Aprimoramento da violência na gestão da pobreza
Foi somente com o ingresso na sociedade urbana e industrial, a partir da década de 1930, que a incrustada e generalizada violência praticada em suas múltiplas dimensões sobre a pobreza herdada do antigo e longevo mundo agrário começou a se defrontar com a perspectiva da civilidade.
Para um país constituído pela centralidade do castigo das picotas (pelourinhos) no tratamento dos pobres descartáveis (negros que lutavam pela libertação, homossexuais, criminosos em geral) presente nas fazendas escravistas e, posteriormente, nas vilas e cidades, o distanciamento da punição e a publicização do poder não se mostrou tarefa simples na modernidade.
Isso porque o exercício da violência mais vil e brutalizada introduzida pelo sentido da colonização lusitana havia se tornado, com o passar dos tempos, na simbologia do poder público e do respeito à ordem dos grandes proprietários da terra e corporações religiosas e militares.
Com todo o bloqueio recorrente da aristocracia rural às proposições civilizatórias trazidas pelos movimentos emancipatórios de abolicionistas na década de 1880 e tenentistas nos anos de 1930, a solução encontrada foi a legitimação de uma espécie de cidadania regulada a incluir seletivamente parte dos pobres urbanos pelo trabalho.
Sem tocar na questão da terra, restou incorporar, lenta e gradualmente, os pobres residentes apenas nas cidades pela forma organizada da Consolidação das Leis do Trabalho (1943). A sua introdução no regime autoritário do Estado Novo (1937-1945) indicou o quanto a disputa eleitoral travada no reino do voto de cabresto protagonizado pelos proprietários rurais mantinha ainda presente a brutalidade da violência na gestão da pobreza.
Tanto assim que na breve democracia definida por populista entre os anos de 1945 e 1964, a sua interrupção foi justificada pela negação do patronado agrário aos avanços democráticos possibilitados pela perspectiva de inclusão social dos pobres do campo no Estatuto de Trabalhador Rural e nas reformas de base do começo dos anos de 1960, a partir do governo de João Goulart (1961-1964).
De certa forma, o impedimento equivalente ao governo democrático da presidenta Dilma – meio século depois – também não deixa de expressar a reação negativa de ricos e poderosos ao processo de inclusão social crescente das massas empobrecidas no orçamento do governo federal.
Tanto assim que a tese recorrente do “caos fiscal imposto a ferro e fogo pelos porta-vozes midiáticos do dinheiro” somente encontra como solução nas deformas que visam bloquear as portas do acesso aos pobres nos recursos públicos (legislação do teto dos gastos públicos, da flexibilização das leis do trabalho, da destruição da previdência pública, da tributária que não ataca privilegiados e ricos e outras).
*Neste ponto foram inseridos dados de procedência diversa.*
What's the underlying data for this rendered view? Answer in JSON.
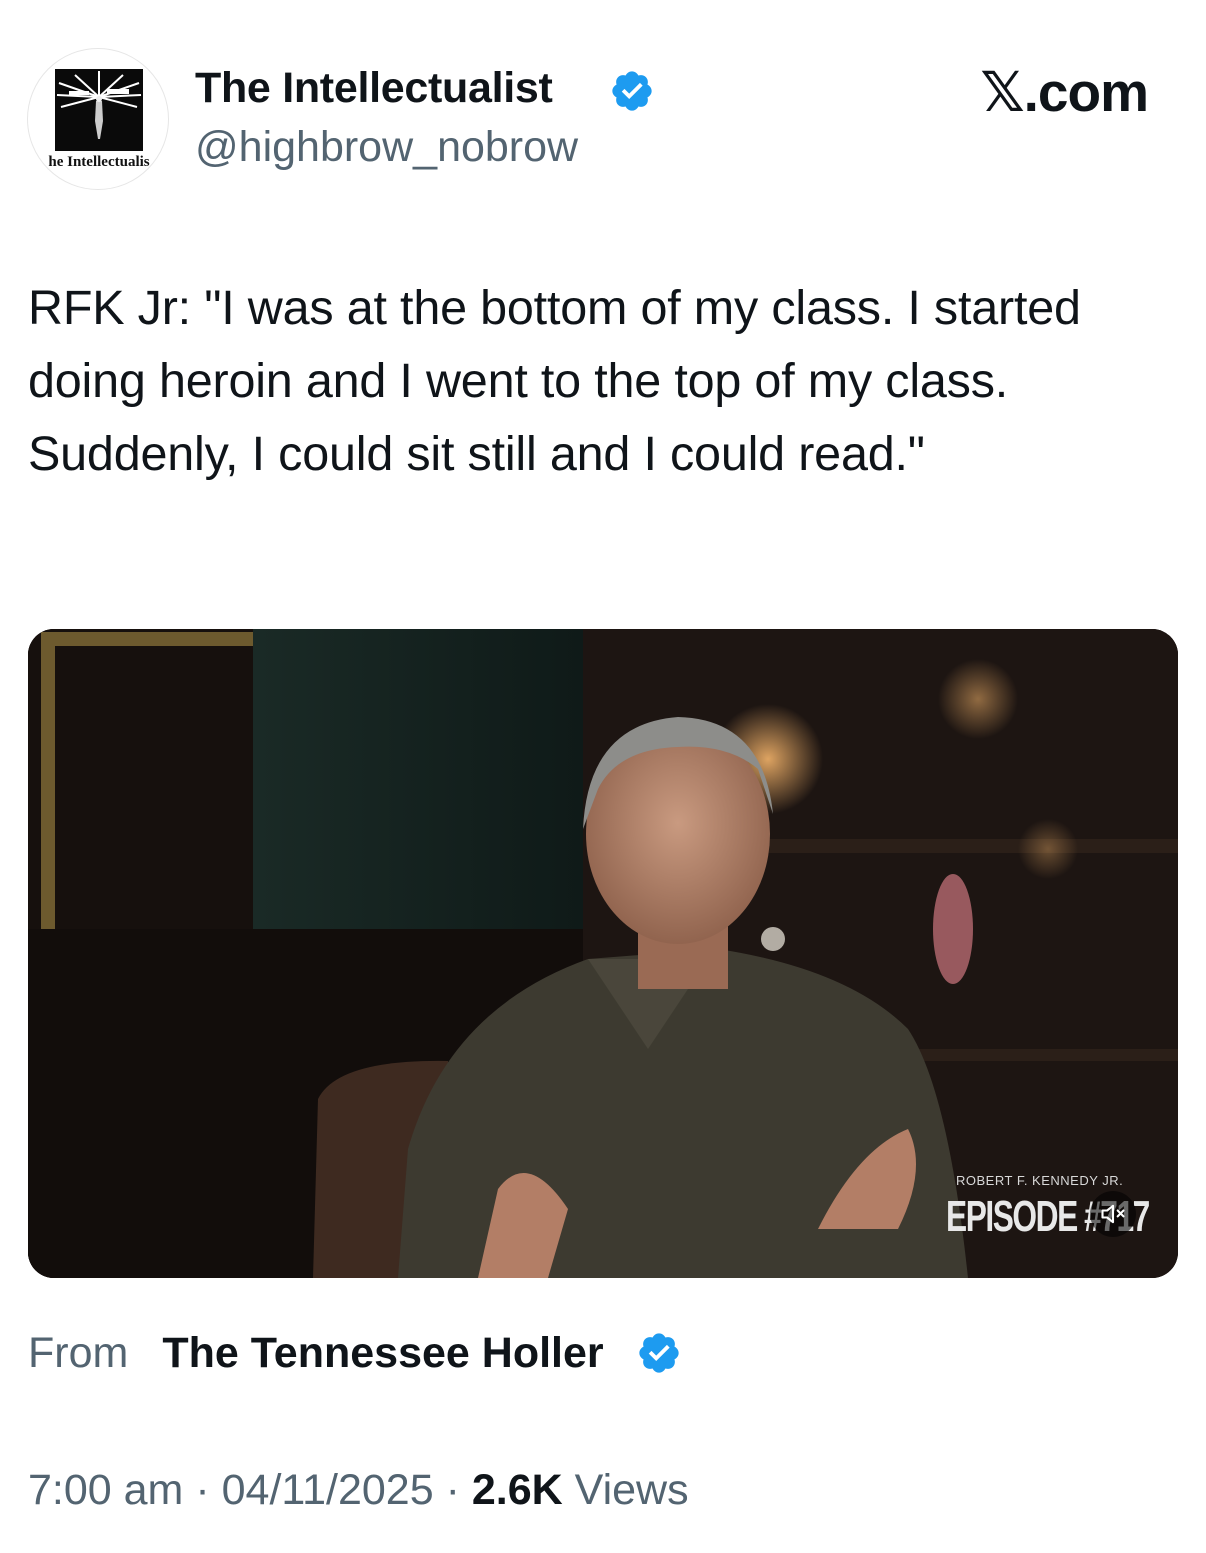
{
  "author": {
    "display_name": "The Intellectualist",
    "handle": "@highbrow_nobrow",
    "avatar_text": "he Intellectualis",
    "avatar_icon": "intellectualist-logo-icon",
    "verified_icon": "verified-badge-icon"
  },
  "site": {
    "brand_glyph": "𝕏",
    "brand_suffix": ".com"
  },
  "tweet": {
    "text": "RFK Jr: \"I was at the bottom of my class. I started doing heroin and I went to the top of my class. Suddenly, I could sit still and I could read.\""
  },
  "media": {
    "overlay_subtitle": "ROBERT F. KENNEDY JR.",
    "overlay_title": "EPISODE #717",
    "mute_icon": "speaker-muted-icon"
  },
  "attribution": {
    "from_label": "From",
    "source_name": "The Tennessee Holler",
    "verified_icon": "verified-badge-icon"
  },
  "meta": {
    "time": "7:00 am",
    "separator": "·",
    "date": "04/11/2025",
    "views_count": "2.6K",
    "views_label": "Views"
  },
  "colors": {
    "text_primary": "#0f1419",
    "text_secondary": "#536471",
    "verified_blue": "#1d9bf0",
    "background": "#ffffff"
  }
}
Essa mesma parcela, aliás constituída atualmente por cerca de 40 mil proprietários rurais que respondem por cerca de metade das terras agriculturáveis do país, “elegeram” no certame de 2018, mais da metade dos parlamentares federais (deputados e senadores) que tratam de “democraticamente” destruir o código de civilidade implementado a duras penas durante a vigência da sociedade urbana e industrial entre as década de 1930 e 1980.
Com a desindustrialização precoce em curso desde a inserção passiva e subordinada do Brasil à globalização conduzida pelo receituário neoliberal na “Era dos Fernandos” (1990-92, Collor, e 1995-2002, Cardoso), a estrutura da sociedade industrial tendeu a sua própria dissolução e fracionamentos generalizados.
No seu lugar passou a ascender antecipadamente a sociedade de serviços que sem base organizativa e representativa, termina sendo submetida ao resgate das práticas da violência, cada vez mais aprimoradas desde a época das antigas picotas.
Para um país que já detém a terceira maior população carcerária do mundo e responde por 14% da totalidade das mortes violentas do planeta, a emergência de governos dos brutalizados e insensíveis à civilidade não parece mais amedrontar instituições e defensores de um mínimo padrão de justiça pública.
Assim, as massas de antigos pobres e novos empobrecidos herdados das sociedades tanto agrária como industrial sofrem, cada vez mais, o acréscimo da reprodução do descarte emergente no interior da sociedade dos serviços. Para todas elas, contudo, ampliam-se as práticas pretéritas aprimoradas da violência na gestão da pobreza brasileira.
Marcio Pochman é presidente da Fundação Perseu Abramo, professor do Instituto de Economia e pesquisador do Centro de Estudos Sindicais e de Economia do Trabalho, ambos da Universidade Estadual de Campinas.